Un second souffle
Je commence à fatiguer en attendant le père Manaux, ses trois acolytes sont arrivés et ils me cassent les pieds en me racontant leurs histoires villageoises, ils mélangent les époques, l'un veut me parler de grand-père mais j'ai bien l'impression que sa mémoire est chancelante.
La taulière n'est pas dans un bon jour, elle a un teint de cire, des yeux voilés, m'étonnerait qu'elle me propose une conversation.
Enfin, l'homme qui entre ne peut être que celui que j'attends, il faut que je l'intercepte avant qu'il n'attaque les parties de cartes.

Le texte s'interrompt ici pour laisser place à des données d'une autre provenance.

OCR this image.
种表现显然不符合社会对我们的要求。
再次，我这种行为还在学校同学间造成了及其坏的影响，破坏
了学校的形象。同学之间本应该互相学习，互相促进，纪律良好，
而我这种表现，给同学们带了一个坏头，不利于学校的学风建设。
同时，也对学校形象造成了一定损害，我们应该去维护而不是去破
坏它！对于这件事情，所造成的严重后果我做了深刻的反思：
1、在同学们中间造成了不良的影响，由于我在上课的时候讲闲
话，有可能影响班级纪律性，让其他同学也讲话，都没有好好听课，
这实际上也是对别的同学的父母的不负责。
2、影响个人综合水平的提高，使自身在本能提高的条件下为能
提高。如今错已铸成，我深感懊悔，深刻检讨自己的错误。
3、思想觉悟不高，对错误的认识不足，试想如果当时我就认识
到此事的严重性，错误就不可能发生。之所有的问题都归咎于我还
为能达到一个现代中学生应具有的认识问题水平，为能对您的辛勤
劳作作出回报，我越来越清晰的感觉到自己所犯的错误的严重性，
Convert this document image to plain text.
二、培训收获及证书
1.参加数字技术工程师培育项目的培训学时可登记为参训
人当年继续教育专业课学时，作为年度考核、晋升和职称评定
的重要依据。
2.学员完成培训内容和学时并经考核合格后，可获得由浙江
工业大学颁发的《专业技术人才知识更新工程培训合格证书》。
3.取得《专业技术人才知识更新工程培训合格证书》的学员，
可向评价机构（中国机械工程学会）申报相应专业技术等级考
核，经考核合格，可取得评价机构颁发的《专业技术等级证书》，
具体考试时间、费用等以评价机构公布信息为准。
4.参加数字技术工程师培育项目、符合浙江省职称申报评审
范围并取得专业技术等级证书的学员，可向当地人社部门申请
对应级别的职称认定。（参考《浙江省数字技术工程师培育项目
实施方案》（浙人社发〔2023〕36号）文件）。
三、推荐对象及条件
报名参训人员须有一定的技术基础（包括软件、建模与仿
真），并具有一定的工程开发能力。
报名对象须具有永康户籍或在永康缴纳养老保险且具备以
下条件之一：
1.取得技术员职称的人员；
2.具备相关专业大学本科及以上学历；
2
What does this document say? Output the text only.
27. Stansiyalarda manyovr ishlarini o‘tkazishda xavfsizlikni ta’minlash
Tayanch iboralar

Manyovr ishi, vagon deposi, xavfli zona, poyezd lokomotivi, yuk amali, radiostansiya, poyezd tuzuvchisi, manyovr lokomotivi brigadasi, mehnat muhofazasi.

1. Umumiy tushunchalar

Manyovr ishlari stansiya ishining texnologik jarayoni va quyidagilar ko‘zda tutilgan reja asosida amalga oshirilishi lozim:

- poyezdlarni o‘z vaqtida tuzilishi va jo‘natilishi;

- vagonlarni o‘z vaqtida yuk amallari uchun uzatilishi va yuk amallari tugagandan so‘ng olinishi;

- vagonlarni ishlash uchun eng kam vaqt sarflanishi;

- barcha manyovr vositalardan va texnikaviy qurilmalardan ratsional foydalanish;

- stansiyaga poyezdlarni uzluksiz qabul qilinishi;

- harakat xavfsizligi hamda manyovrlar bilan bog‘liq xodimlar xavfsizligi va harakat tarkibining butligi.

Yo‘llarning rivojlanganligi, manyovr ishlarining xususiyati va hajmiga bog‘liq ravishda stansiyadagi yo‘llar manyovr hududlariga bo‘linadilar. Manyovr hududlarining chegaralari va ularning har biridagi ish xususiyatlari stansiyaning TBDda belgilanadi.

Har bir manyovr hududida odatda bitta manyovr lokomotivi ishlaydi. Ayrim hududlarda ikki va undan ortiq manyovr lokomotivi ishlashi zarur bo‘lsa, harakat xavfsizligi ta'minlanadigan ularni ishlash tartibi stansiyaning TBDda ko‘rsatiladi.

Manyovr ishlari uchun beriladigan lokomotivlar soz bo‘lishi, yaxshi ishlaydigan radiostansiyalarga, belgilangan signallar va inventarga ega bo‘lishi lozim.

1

- Ah c'est vous le fameux Vincent Demoulin? et vous voulez me parler, à quel sujet donc ? vous savez, je n'ai plus beaucoup de souvenirs, la cervelle ne fonctionne plus comme avant.
Je lui demande un entretien en tête à tête, il accepte en rechignant mais ce sont surtout ses partenaires qui râlent.
Je commence par lui offrir un "canon" qu'il ingurgite rapidement et je peux doubler la mise aussitôt.
- Votre père? la chasse? un bon fusil mais trop sensible, il tirait les sangliers mais laissait passer les biches.
- Vous chassiez dans les forêts de Boisaumont?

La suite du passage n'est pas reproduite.